Objectives: We sought to improve regional myocardial delivery and subsequent collateral perfusion induced by basic fibroblast growth factor-2 (FGF-2) using selective pressure-regulated retroinfusion of coronary veins for delivery. This hypothesis was tested in a newly developed pig model with percutaneous induction of chronic ischemia.
Background: Selective pressure-regulated retroinfusion of coronary veins is a catheter-based procedure that has been shown to provide effective regional delivery of drugs and gene vectors into ischemic myocardium.

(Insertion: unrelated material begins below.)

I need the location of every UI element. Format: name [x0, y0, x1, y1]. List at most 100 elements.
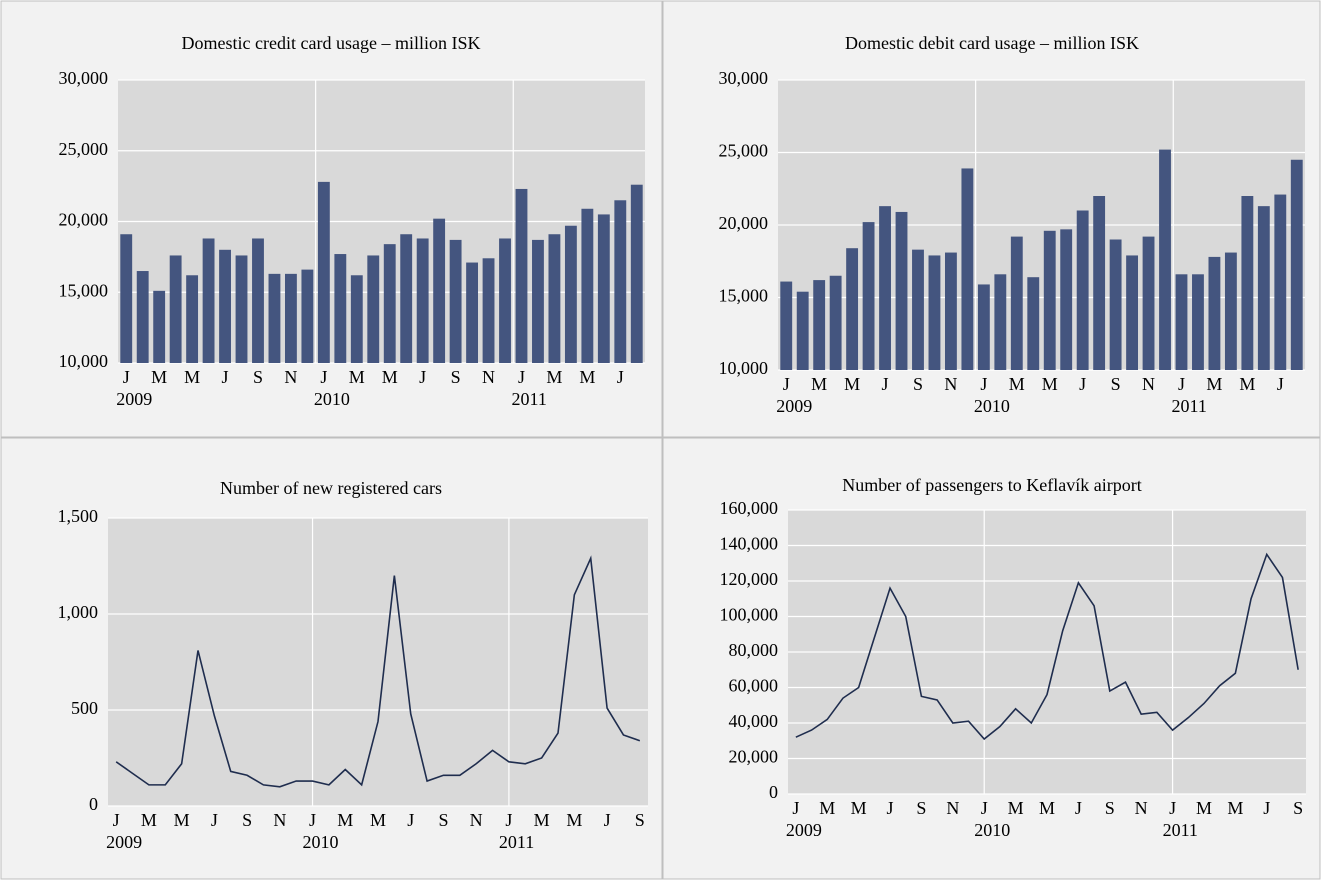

Methods: A high-grade stenosis with subsequent progression to total occlusion within 28 days was induced by implanting a reduction stent graft into the left anterior descending artery (LAD). After seven days, a 30-min retroinfusion (anterior cardiac vein) was performed with (n = 7) or without (n = 7) 150 microg FGF-2 and compared with a 30-min antegrade infusion of 150 microg FGF-2 into the LAD (n = 7). Sonomicrometry to assess regional myocardial function at rest and during pacing, and microspheres to assess regional myocardial blood flow, were performed 28 days after implantation of the reduction stent.
Results: Retroinfusion of FGF-2 compared favorably with controls and with antegrade infusion of FGF-2 with regard to regional myocardial function at rest (18.5 +/- 4.1% vs. 5.7 +/- 2.9% vs. 7.9 +/- 1.8%, respectively, p < 0.05) and during pacing. Regional myocardial blood flow was also higher in the LAD territory after retroinfusion of FGF-2 (1.07 +/- 0.14 vs. 0.66 +/- 0.07 vs. 0.72 +/- 0.17 ml x min(-1) x g(-1), p < 0.05).
Conclusions: Selective pressure-regulated retroinfusion increased tissue binding of FGF-2 and enhanced functionally relevant collateral perfusion compared with antegrade intracoronary delivery in pigs with chronic myocardial ischemia.